The practice of ending a personal relationship with someone by suddenly and without explanation withdrawing from all communication.

I fall both a victim and admittedly an active participant in the art of “Ghosting”.

 It’s nice to know that a term for such an awful act was put into the Oxford Dictionary. A monumental time to spread awareness of how hearts are being left disappointed on a daily basis.

You have been speaking for nearly two months now, everything seems to be going just right, you’re wondering if he’ll ask you to be his girlfriend anytime soon – you’re both supposedly perfect for each other and are meant to be.

The batsh*t crazy woman inside you is already in the process of planning your wedding day – including the little but important details very few people would even think of, from the dress you intend on wearing to what colour your toes shall be on the day you both tie the knot.

Then everything begins to trickle down that hill of joy you spent all that time building.  Sad, isn’t it? A simple reply to your text message would have prevented the tears currently rolling down your cheeks, you start thinking to yourself “Is it me?” “What did I do wrong?” “Why me?!” “Everything was going so well.”

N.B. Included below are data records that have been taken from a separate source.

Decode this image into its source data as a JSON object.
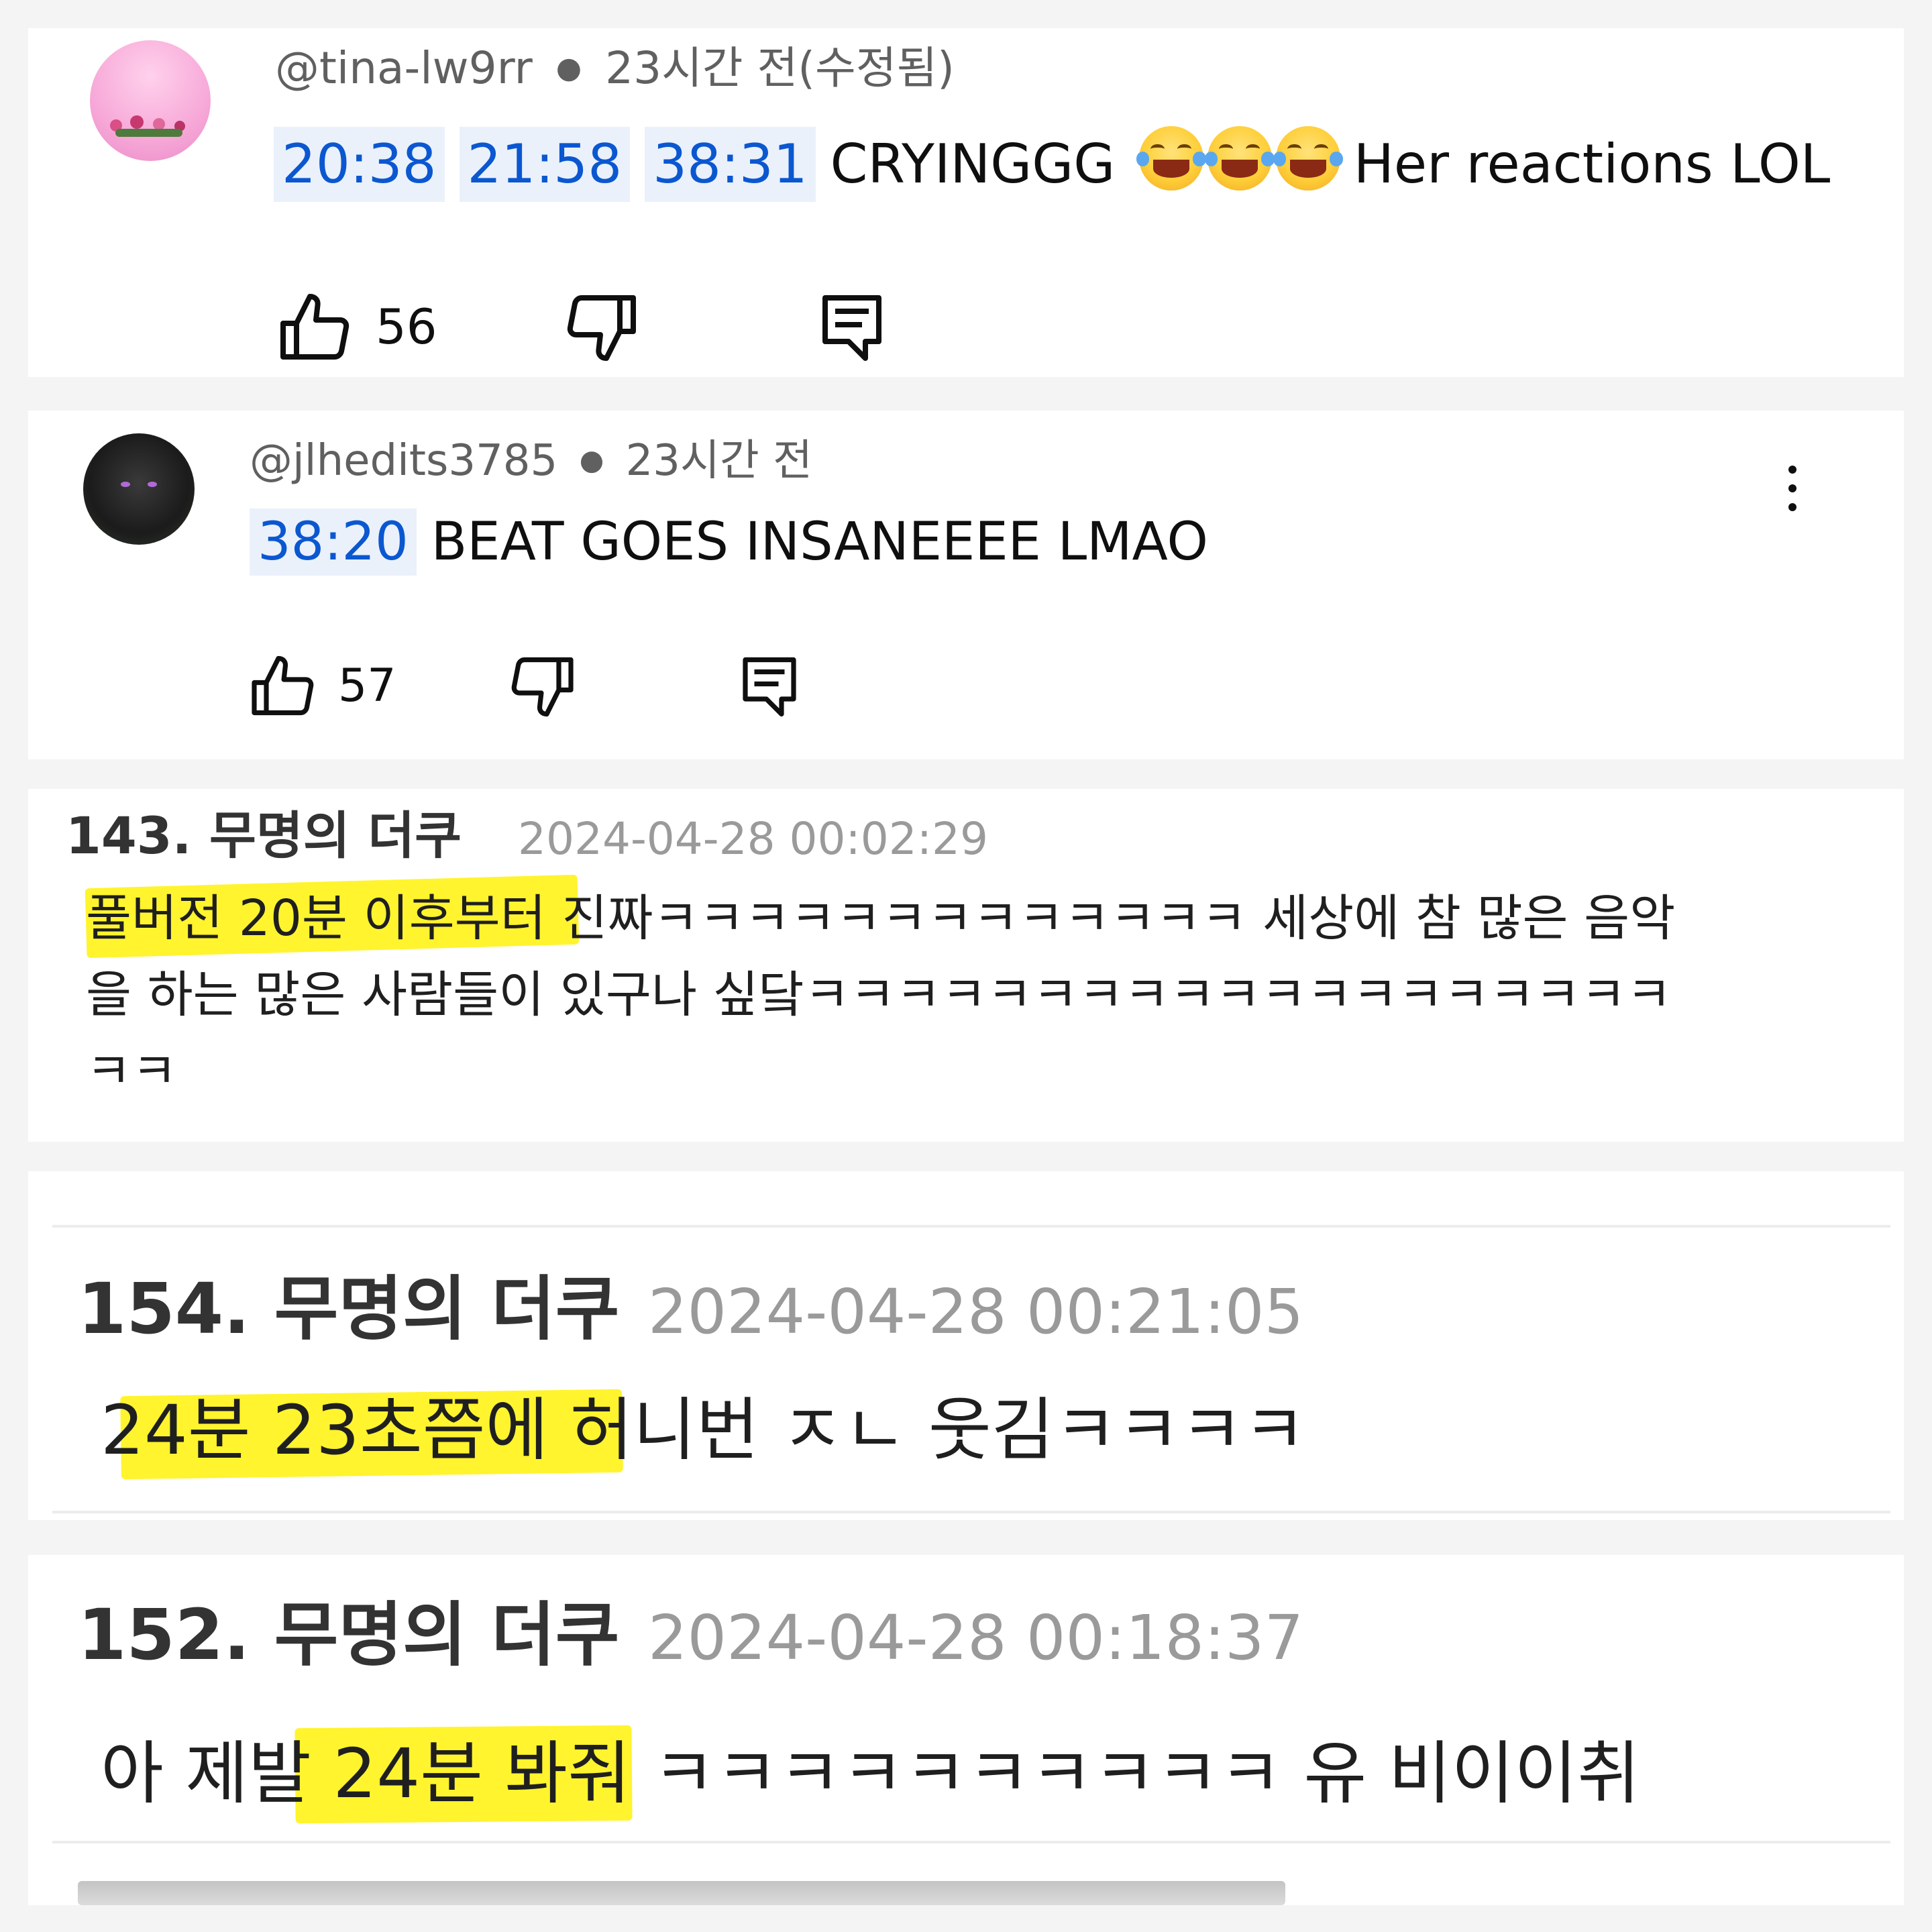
{
  "comment1": {
    "handle": "@tina-lw9rr",
    "meta": "23시간 전(수정됨)",
    "timestamps": [
      "20:38",
      "21:58",
      "38:31"
    ],
    "text_before": "CRYINGGG",
    "emoji": "face-with-tears-of-joy",
    "text_after": "Her reactions LOL",
    "likes": "56"
  },
  "comment2": {
    "handle": "@jlhedits3785",
    "meta": "23시간 전",
    "timestamps": [
      "38:20"
    ],
    "text": "BEAT GOES INSANEEEE LMAO",
    "likes": "57"
  },
  "post143": {
    "title": "143. 무명의 더쿠",
    "date": "2024-04-28 00:02:29",
    "lines": [
      "풀버전 20분 이후부터 진짜ㅋㅋㅋㅋㅋㅋㅋㅋㅋㅋㅋㅋㅋ 세상에 참 많은 음악",
      "을 하는 많은 사람들이 있구나 싶닼ㅋㅋㅋㅋㅋㅋㅋㅋㅋㅋㅋㅋㅋㅋㅋㅋㅋㅋㅋ",
      "ㅋㅋ"
    ]
  },
  "post154": {
    "title": "154. 무명의 더쿠",
    "date": "2024-04-28 00:21:05",
    "text": "24분 23초쯤에 허니번 ㅈㄴ 웃김ㅋㅋㅋㅋ"
  },
  "post152": {
    "title": "152. 무명의 더쿠",
    "date": "2024-04-28 00:18:37",
    "text": "아 제발 24분 봐줘 ㅋㅋㅋㅋㅋㅋㅋㅋㅋㅋ 유 비이이취"
  },
  "colors": {
    "timestamp_link": "#0b57d0",
    "timestamp_bg": "#eaf1fb",
    "highlight": "#fff200"
  }
}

You have just been ‘ghosted’.

And now you’re sat there gawking at your phone, deliberating whether you should double text, then proceeding to Google ‘How to know if someone has blocked you on WhatsApp’.

You say to yourself ”This will never happen to me again.” Unfortunately, in hopes of finding your soul mate the second ghosting goes by, the third, the fourth, fifth and so on until you’ve reached the pinnacle of learning from the masters of ghosting themselves, and you in turn start doing what you once hated.

You have just ‘ghosted’.

It’s very hard to believe it but you have just become your worst enemy, you saw that message but you chose to completely ignore it and in due course you block them on all social media sources in hopes of them getting the message.

I don’t know about you, but I think: we’re in 2018 and there are over 7,000 living languages in the world. You could have chosen any one of those languages to express your feelings to the other individual rather than leaving them in a state of confusion figuring out what they did wrong. But instead you chose to use the very sophisticated but subtle non-verbal expression known as silence, and you felt absolutely no remorse afterwards.

I’m not really here to tell you why people do ghost nor am I here to bash those who ghost. But in life it’s a lot easier to stay silent and escape your responsibilities, putting yourself first in all situations rather than being considerate and simply telling that person “I’m sorry, but this is not working out. I don’t feel the chemistry between us.” – Or the more preferable option, departing from the ‘situation-ship’ before an involved party begins to catch feelings and to avoid wasting ones time.

It also marks a good time to appreciate the minority of those who do not take part in this activity. The ability to be genuine to others and expressing your feelings very clearly is not a skill possessed by most and is something we must all work on in life.